Sumenep,- Satuan Polisi Pamong Praja (Satpol PP) Kabupaten Sumenep, Madura, Jawa Timur, bersih-bersih spanduk dan reklame tak berizin di wilayahnya.
Langkah tegas tersebut, sebagai tindak lanjut langsung atas instruksi Presiden RI Prabowo Subianto dalam Gerakan Indonesia Asri.
Operasi sisir ruang publik berlangsung sejak 2 hingga 5 Februari 2026. Petugas menyasar ruas jalan kota hingga ke pelosok kecamatan.
Petugs penegak Perda ini, menurunkan paksa baliho dan spanduk yang dinilai melanggar aturan dan merusak estetika perkotaan.
Kepala Satpol PP Sumenep Wahyu Kurniawan Pribadi mengatakan, tindakan ini merupakan respons atas perintah Presiden saat Rakornas di Sentul, yang menyoroti semrawutnya pemasangan spanduk di daerah.
“Kami tidak main-main,” ujarnya kepada awak media, Kamis (05/02/2026) kemarin.
Ia menegaskan, semua reklame, baliho, maupun spanduk tidak berizin, izinnya kadaluarsa, atau penempatannya membahayakan pengguna jalan, langsung di tertibkan.
“Penertiban ini bukan sekadar urusan administrasi, melainkan upaya menciptakan wajah kota yang lebih bersih dan aman bagi masyarakat,” tegas Wahyu.
Meskipun dilakukan secara humanis, Satpol PP Sumenep memberikan peringatan keras agar pelaku usaha dan masyarakat tidak lagi memasang atribut promosi secara serampangan.
“Kamu mengimbau seluruh pihak untuk mengurus izin sesuai prosedur.
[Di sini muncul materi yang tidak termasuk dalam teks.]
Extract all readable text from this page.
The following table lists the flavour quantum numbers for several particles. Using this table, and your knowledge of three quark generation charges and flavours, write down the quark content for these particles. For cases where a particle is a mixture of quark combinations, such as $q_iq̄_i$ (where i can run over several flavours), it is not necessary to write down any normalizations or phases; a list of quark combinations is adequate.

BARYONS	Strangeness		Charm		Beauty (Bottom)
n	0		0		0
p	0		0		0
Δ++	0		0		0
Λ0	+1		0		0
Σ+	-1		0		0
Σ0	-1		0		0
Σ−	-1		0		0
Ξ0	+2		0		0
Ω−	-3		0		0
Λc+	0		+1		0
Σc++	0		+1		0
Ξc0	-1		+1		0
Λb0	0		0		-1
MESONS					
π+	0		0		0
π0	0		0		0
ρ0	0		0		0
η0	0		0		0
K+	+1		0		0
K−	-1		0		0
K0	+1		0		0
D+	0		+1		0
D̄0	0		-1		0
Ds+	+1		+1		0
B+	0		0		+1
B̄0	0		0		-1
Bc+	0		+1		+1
Ingat, penegakan hukum mutlak untuk keamanan ruang publik, bukan sekadar penataan biasa,” pungkasnya.
Maka dari itu, kata Wahyu, langkah ini diharapkan mampu memberikan efek jera, sehingga ke depan tidak ada lagi iklan liar yang mengganggu pandangan pengguna jalan.
“Termasuk merusak keindahan Kabupaten Sumenep, demi mendukung visi besar Presiden Prabowo dalam menjaga keasrian lingkungan,” imbuhnya.